Even falling into the category of exciting nostalgia, the holidays can be tiring. It is a lot of pressure to shop, cook, and socialize, all the while trying to meet the expectations of those you love. Sometimes all of the “togetherness” can really leave me worn out. Plus, throw some COVID into the mix to really complicate matters. Now try navigating your holiday plans!

It took me a long time to figure out there is an antidote for holiday fatigue. It’s this thing called Amazon Prime. Just kidding, it’s boundaries. But for real, I am a recovering people pleaser, and setting healthy boundaries has been no easy feat. With the arrival of COVID, it has been a great opportunity for me to practice the discomfort that comes when I have to woman up and be assertive. I had a mentor when I was in my early 20’s who was this badass lady from South Side Chicago with a solid right hook and a winged eyeliner so sharp it could cut you. She exemplified assertiveness and teaching those around her how to treat her. When I have to set a really hard boundary I still embody her to get brave (minus the right hook).

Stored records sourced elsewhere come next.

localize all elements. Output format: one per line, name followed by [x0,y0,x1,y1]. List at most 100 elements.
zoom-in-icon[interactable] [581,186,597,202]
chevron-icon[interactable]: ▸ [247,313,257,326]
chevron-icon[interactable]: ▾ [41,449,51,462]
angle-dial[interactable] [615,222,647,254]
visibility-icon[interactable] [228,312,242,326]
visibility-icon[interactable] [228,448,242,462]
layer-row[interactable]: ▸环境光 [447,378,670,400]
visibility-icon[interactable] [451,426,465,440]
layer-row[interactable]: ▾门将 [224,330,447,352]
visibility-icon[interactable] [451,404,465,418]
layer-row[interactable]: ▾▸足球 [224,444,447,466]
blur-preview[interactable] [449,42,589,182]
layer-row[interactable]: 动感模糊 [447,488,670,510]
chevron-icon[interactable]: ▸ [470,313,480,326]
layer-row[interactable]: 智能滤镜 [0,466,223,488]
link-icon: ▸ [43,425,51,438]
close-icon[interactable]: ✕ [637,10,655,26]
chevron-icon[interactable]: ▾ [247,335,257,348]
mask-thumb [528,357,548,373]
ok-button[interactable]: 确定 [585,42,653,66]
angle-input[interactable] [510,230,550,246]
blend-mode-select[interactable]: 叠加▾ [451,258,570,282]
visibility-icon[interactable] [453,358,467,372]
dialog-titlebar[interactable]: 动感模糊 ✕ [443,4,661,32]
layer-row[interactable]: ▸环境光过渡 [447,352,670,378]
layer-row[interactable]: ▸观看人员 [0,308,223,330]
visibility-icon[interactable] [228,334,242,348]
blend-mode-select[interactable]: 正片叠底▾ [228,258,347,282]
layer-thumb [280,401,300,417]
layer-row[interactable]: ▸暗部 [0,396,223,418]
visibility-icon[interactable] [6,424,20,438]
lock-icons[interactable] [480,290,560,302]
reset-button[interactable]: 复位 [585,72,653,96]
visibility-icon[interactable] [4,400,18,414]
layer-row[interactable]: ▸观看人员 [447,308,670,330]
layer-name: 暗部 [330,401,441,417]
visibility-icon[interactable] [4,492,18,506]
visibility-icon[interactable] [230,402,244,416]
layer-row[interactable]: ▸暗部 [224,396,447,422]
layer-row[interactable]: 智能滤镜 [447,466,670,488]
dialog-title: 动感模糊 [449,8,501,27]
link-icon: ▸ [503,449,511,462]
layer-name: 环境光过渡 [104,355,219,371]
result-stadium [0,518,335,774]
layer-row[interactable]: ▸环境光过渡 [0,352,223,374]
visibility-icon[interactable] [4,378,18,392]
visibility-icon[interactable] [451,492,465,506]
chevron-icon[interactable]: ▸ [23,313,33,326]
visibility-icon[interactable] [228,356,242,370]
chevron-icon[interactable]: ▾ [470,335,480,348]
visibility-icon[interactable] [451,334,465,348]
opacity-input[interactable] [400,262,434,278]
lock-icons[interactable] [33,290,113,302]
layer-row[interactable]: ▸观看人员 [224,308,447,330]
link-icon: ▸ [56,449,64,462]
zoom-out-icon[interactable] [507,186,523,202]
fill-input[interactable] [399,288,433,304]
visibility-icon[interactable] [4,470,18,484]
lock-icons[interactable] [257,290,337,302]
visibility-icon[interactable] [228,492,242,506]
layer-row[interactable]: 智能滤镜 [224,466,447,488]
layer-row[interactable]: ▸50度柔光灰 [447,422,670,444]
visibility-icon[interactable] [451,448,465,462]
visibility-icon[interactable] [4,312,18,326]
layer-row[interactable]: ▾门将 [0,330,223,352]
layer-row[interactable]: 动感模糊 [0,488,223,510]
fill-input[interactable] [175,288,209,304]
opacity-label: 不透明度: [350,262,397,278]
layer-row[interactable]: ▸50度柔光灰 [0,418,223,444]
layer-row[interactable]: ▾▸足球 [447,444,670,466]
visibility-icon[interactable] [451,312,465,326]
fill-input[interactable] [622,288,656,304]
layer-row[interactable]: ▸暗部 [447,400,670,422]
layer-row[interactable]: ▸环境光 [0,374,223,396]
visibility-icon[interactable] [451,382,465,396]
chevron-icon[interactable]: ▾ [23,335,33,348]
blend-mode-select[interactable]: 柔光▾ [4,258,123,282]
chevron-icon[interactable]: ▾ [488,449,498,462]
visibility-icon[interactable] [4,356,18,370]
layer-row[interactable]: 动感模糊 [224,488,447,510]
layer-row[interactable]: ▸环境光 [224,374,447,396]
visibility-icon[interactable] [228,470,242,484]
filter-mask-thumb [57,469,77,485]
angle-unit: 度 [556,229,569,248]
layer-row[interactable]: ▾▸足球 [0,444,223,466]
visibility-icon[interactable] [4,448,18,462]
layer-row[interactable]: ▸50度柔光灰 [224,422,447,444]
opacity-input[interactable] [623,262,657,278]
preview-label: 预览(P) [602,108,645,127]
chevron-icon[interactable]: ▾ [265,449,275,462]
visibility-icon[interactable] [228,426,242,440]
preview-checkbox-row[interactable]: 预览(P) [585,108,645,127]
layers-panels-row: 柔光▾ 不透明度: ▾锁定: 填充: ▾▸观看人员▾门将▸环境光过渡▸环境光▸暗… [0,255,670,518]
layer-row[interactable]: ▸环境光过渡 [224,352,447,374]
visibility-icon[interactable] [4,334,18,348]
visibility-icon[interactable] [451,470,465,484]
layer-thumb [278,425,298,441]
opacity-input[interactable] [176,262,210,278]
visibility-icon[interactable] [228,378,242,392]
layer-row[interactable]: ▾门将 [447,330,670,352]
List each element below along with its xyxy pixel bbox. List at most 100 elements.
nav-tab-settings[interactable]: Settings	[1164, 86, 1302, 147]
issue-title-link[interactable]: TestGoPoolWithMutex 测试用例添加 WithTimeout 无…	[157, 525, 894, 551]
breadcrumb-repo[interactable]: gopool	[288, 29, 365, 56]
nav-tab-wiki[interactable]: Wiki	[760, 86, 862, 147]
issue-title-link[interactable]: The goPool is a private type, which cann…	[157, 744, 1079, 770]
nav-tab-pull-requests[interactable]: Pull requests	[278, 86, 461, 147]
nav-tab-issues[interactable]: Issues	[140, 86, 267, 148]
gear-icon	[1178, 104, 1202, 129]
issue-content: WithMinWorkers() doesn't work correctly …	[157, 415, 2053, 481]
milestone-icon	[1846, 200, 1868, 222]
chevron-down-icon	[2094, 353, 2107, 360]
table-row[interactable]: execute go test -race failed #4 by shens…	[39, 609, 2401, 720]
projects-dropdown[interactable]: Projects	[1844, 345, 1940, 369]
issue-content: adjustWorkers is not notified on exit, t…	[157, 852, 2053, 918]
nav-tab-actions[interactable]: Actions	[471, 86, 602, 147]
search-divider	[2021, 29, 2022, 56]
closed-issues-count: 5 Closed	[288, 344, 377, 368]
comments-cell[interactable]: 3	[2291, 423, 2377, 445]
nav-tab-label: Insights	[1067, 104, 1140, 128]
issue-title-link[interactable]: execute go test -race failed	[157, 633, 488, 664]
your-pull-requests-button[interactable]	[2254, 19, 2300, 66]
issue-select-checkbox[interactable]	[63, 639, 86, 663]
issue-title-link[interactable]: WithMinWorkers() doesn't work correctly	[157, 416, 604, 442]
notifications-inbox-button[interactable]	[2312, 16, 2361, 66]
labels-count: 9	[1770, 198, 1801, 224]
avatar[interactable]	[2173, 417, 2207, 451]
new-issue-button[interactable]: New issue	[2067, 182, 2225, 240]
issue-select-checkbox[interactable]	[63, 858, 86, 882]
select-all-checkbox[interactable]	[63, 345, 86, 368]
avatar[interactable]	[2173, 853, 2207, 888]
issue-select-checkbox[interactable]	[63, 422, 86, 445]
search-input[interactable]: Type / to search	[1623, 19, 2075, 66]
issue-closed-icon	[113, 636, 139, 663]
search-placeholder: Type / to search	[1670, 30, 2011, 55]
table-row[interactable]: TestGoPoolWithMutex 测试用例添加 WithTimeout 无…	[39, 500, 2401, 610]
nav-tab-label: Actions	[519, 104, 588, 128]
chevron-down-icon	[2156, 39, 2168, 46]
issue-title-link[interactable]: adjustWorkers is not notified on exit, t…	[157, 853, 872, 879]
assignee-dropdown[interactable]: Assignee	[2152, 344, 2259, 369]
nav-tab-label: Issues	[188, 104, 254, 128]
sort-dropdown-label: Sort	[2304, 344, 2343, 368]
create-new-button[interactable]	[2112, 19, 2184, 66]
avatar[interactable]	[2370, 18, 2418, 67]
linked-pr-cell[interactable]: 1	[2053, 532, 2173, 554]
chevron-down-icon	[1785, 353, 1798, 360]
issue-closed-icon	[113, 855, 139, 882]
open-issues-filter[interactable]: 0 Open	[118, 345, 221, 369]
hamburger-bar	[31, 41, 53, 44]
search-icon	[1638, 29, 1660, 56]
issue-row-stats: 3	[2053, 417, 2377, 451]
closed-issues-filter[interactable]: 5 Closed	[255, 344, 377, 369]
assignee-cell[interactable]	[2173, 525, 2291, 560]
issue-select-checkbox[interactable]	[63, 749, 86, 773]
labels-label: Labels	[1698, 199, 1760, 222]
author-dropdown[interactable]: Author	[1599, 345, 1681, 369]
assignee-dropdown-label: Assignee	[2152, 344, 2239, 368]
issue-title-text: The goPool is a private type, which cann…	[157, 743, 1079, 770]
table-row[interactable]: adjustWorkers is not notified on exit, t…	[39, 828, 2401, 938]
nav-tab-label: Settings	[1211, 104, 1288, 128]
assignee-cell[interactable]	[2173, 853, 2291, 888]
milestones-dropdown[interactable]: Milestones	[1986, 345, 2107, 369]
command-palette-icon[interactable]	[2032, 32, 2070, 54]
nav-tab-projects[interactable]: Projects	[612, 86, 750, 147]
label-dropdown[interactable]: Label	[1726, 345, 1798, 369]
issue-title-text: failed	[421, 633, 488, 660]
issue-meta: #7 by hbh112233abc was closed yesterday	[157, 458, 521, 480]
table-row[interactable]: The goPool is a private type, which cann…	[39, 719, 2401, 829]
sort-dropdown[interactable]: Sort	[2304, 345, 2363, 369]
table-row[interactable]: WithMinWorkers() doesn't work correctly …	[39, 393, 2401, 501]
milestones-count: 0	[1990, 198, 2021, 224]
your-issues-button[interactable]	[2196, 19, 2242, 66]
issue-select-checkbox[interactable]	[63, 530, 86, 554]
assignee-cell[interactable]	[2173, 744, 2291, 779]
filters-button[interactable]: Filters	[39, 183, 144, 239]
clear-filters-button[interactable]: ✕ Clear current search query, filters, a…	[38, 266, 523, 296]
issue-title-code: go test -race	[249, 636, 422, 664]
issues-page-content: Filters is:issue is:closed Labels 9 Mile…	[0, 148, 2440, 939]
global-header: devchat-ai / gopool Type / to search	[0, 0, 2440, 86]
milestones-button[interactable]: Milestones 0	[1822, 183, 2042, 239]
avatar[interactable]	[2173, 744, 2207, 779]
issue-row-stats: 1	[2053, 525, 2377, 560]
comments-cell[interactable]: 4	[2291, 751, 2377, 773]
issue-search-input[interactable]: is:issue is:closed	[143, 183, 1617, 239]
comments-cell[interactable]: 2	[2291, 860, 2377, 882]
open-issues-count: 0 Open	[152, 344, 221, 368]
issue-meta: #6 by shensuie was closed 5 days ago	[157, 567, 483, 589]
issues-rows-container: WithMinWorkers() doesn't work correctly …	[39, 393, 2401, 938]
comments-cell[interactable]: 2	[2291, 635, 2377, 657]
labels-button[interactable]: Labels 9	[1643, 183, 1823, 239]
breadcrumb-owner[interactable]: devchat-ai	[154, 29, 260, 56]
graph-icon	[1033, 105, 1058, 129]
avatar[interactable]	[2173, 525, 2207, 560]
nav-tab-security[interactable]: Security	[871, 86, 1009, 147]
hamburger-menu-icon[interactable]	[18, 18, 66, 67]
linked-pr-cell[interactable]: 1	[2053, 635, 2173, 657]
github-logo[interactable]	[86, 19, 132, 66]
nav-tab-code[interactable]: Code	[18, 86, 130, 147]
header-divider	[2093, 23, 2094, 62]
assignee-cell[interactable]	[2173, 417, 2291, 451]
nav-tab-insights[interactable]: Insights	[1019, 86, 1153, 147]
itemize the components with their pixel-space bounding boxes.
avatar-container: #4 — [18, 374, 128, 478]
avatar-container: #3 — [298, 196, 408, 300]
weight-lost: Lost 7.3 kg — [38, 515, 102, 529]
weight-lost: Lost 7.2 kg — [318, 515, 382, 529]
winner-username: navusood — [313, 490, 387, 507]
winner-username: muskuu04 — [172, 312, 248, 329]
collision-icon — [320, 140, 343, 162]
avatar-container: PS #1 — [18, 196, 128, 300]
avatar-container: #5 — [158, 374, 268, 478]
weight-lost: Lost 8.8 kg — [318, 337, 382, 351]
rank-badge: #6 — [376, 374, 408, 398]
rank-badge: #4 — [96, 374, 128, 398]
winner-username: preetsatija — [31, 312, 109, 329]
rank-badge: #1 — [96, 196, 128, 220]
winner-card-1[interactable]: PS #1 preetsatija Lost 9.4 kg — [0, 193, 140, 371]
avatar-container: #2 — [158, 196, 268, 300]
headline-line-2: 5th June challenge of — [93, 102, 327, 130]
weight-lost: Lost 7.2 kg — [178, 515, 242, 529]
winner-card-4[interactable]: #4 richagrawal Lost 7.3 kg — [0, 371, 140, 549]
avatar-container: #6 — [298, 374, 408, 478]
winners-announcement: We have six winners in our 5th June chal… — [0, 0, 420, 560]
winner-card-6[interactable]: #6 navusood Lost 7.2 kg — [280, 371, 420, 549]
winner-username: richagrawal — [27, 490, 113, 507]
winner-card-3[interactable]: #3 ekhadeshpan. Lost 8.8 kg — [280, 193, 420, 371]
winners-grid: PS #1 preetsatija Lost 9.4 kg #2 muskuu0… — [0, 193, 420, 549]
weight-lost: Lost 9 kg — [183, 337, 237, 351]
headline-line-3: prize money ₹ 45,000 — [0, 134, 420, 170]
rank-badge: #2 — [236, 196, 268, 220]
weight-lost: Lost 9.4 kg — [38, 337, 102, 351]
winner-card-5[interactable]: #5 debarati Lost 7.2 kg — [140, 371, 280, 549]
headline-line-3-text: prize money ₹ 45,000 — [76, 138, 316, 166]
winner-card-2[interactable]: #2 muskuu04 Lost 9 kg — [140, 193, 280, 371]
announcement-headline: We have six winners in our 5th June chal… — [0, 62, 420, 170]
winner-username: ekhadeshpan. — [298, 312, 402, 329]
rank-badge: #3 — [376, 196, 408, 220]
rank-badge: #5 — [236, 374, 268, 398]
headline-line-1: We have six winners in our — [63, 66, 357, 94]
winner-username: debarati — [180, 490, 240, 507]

Therapists will not stop talking about boundaries, but what are they? A boundary is simply taking responsibility for what you need to be happy, healthy, and safe. They aren’t about other people. It’s about honoring your feelings equally to the feelings of others. Sometimes it can feel brutal to set them, but as long as it is done with compassion, it is valid. There are many types of boundaries but some main ones are physical boundaries, emotional boundaries, material boundaries, sexual boundaries, financial boundaries, intellectual boundaries, and time/energy boundaries.

Here are some examples of boundaries pertaining to holidays 2020 that you may wish to use:

Physical: “I am asking guests to wear masks in my home with the increase of COVID cases” or “I am not comfortable having family in my home this year.”

Emotional: “I am not in the right place emotionally to talk about this right now” or “Can I have some of your time to discuss how I am feeling? I could use some support.”

Intellectual: “I’m happy to discuss our differences as long as we both feel respected and heard” or “I’d rather move onto another subject of conversation so everyone enjoys being together”

Time/Energy: “I’m complimented you’d ask me to host, but I need a day to relax and recharge” or “I will come, but will only be able to stay for an hour so I can get some rest.”

Now, let’s say that you get brave, you channel your inner South Side badass and practice setting boundaries with friends, family, and co-workers. Your fear comes true—the other person becomes upset. It is okay for them to be upset. It is not your responsibility. Again, the boundary is about you and not others, and if they become upset it DOES NOT mean you should not have set the boundary. I usually respond by validating and putting some love on them, followed by applying my sharpest winged eyeliner, to remind myself that it is okay to honor my needs. If you have a people pleasing friend, I highly recommend gifting them a good liquid eye liner this holiday season.

Stay safe, stay healthy, stay joyful!